Un caso emblemático que evidenció la gravedad de la problemática fue el de una adolescente de Durango que falleció tras someterse a una cirugía estética impulsada por su madre y su padrastro, quien además era cirujano.
Este hecho motivó la presentación de una iniciativa legislativa en 2025 para prohibir las cirugías estéticas en menores de edad en Sinaloa.
Sin embargo, la falta de regulación ha permitido que el mercado de procedimientos estéticos en México alcanzara los 1,333.5 millones de dólares en 2024, mientras persisten vacíos en la recopilación de datos sobre complicaciones, secuelas o muertes asociadas.
A pesar de que en el último año el número de intervenciones en Sinaloa cayó hasta un 70% debido a la violencia y la migración de pacientes y especialistas, la demanda histórica ha situado a la entidad entre las cinco primeras a nivel nacional.
Cirugías no certificadas

Sin embargo, esta reducción no ha impedido la proliferación de servicios sin certificación ni el acceso a procedimientos en consultorios, spas y salones de belleza, donde se practican desde rellenos faciales hasta la aplicación de sustancias para bajar de peso, todo ello sin una supervisión adecuada.
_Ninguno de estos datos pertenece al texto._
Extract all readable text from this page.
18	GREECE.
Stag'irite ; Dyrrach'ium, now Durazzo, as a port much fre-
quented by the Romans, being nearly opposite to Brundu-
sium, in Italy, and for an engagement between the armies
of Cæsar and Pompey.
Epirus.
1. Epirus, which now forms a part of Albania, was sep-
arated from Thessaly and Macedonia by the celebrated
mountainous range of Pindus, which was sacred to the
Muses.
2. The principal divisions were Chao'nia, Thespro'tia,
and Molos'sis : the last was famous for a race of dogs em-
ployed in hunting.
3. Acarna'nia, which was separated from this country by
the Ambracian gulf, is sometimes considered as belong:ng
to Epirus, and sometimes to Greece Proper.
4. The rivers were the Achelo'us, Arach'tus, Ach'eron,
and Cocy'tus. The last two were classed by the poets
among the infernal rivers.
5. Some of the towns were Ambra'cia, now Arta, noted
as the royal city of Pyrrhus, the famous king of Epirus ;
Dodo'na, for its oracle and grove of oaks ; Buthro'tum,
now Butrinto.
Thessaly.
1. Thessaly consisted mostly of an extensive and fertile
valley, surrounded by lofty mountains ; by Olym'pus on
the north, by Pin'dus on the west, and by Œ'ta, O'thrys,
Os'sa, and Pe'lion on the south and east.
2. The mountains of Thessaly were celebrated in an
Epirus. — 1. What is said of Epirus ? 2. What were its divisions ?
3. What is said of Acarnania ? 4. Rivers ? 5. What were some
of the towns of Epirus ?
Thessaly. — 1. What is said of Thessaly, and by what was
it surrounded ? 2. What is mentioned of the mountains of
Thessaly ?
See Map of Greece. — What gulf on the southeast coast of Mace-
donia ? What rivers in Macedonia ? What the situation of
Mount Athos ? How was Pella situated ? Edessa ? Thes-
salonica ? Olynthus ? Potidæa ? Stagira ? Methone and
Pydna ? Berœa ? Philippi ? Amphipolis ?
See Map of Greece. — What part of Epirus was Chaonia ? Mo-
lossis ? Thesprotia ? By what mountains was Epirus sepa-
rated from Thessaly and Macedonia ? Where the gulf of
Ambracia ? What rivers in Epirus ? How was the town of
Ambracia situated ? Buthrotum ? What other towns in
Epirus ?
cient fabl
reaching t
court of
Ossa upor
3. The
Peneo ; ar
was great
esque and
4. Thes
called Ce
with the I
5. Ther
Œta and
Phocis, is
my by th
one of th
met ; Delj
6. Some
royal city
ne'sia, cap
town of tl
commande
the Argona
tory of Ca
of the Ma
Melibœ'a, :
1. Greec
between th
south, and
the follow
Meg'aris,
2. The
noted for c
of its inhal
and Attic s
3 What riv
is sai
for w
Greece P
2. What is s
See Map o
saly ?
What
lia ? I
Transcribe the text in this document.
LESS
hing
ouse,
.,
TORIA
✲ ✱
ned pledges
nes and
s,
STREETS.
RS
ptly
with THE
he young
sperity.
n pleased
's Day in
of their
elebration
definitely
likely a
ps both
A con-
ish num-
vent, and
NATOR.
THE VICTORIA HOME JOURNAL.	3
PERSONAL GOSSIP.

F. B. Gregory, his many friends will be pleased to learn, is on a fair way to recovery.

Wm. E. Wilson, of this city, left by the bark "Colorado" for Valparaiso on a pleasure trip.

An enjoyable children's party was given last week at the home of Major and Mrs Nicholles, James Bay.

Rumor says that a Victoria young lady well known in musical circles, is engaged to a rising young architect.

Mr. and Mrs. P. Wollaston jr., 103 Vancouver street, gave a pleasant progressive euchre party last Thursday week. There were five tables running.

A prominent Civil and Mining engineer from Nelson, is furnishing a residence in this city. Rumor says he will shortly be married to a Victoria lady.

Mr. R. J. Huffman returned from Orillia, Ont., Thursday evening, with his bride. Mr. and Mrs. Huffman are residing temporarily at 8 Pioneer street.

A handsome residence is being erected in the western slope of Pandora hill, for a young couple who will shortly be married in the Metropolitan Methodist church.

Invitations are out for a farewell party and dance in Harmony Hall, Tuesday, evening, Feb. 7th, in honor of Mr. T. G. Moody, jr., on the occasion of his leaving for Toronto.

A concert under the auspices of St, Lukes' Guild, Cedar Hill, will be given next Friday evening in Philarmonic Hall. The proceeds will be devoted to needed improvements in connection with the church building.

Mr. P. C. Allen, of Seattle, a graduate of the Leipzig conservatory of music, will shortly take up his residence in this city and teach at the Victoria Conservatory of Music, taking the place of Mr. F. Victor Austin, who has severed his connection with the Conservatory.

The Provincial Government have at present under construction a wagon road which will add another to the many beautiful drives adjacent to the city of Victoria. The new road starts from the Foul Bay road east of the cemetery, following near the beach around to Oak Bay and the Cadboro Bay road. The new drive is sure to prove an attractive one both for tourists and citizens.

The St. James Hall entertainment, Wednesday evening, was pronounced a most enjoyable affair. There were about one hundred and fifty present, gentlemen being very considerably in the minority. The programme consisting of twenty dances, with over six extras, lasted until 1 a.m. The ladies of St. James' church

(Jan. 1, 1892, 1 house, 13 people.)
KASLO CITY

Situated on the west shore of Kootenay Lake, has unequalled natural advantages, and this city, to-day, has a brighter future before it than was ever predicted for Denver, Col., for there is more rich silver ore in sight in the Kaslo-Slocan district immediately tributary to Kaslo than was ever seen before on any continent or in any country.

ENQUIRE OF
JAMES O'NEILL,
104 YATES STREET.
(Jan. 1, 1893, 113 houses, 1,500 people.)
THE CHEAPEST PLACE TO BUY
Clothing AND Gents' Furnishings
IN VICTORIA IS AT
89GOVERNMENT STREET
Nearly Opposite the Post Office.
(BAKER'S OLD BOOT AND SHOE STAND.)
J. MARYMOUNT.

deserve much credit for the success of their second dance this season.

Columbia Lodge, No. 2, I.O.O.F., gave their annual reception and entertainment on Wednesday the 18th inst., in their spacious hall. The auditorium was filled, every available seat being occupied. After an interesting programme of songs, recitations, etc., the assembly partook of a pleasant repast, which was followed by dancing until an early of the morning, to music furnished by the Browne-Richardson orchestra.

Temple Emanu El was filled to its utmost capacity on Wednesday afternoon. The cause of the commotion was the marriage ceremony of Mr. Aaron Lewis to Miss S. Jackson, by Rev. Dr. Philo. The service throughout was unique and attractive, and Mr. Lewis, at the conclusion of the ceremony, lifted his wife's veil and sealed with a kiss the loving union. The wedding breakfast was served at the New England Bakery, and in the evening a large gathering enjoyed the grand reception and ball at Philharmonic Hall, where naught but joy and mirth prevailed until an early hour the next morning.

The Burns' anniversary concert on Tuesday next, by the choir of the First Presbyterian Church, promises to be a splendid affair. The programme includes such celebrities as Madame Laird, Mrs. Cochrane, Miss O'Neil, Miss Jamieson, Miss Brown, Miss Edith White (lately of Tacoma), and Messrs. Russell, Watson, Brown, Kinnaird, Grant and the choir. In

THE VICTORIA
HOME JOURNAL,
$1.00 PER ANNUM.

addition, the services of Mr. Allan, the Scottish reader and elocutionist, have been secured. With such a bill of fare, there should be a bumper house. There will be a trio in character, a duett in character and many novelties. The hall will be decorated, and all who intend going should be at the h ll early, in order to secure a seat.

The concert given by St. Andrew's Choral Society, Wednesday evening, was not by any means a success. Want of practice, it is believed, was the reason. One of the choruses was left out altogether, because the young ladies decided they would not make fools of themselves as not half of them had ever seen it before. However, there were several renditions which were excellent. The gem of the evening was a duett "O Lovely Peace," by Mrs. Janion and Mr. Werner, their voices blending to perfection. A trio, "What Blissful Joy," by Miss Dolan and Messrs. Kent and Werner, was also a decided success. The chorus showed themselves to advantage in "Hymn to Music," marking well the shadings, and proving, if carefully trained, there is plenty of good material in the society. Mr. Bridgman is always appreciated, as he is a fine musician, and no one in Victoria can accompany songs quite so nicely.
El entorno familiar y social desempeña un papel central en la perpetuación de la violencia estética. Tanto Hernández Aviléz como la antropóloga Kenia León, quien investiga la violencia estética en mujeres científicas, coinciden en que la familia es el primer agente de socialización.
Comentarios sobre el peso, comparaciones entre niñas y exigencias de “arreglarse” forman parte del día a día, y muchas mujeres identifican la infancia como el momento en que comenzaron a recibir mensajes negativos sobre su apariencia.
León retoma la definición de la feminista Esther Pineda para explicar que la violencia estética se sostiene sobre cuatro ejes: sexismo, racismo, gordofobia y gerontofobia.
La presión estética también tiene un impacto económico. León subraya que las mujeres sienten la obligación de destinar parte de sus ingresos a “verse bien”, mientras que quienes cuentan con menos recursos recurren a tandas o productos de baja calidad, incrementando los riesgos para su salud.

En el plano institucional, la Secretaría de Salud de Sinaloa y la Secretaría de las Mujeres disponen de programas para atender la violencia de género, pero ninguno aborda de manera específica la violencia estética ni los riesgos asociados a cirugías y procedimientos cosméticos.
Los lineamientos oficiales se concentran en la violencia física, psicológica, sexual, económica o digital, dejando fuera esta forma de agresión estructural.
Como resultado, las mujeres quedan expuestas a un mercado fragmentado donde conviven médicos certificados, clínicas clandestinas y ofertas sin regulación.
Las consecuencias de esta problemática se extienden más allá de la salud física, pues se recurre a las cirugías a temprana edad, el uso de fármacos para bajar de peso sin supervisión, la normalización del dolor e incluso el endeudamiento para “arreglarse”.
Frente a este panorama, Hernández Aviléz considera que el desafío radica en avanzar en la regulación legal y, al mismo tiempo, cuestionar los mandatos sociales que insisten en que el cuerpo femenino siempre necesita corregirse.
En Sinaloa, la violencia estética representa una amenaza persistente que limita la salud, la autonomía y el desarrollo de las mujeres, afectando su participación plena en sociedad.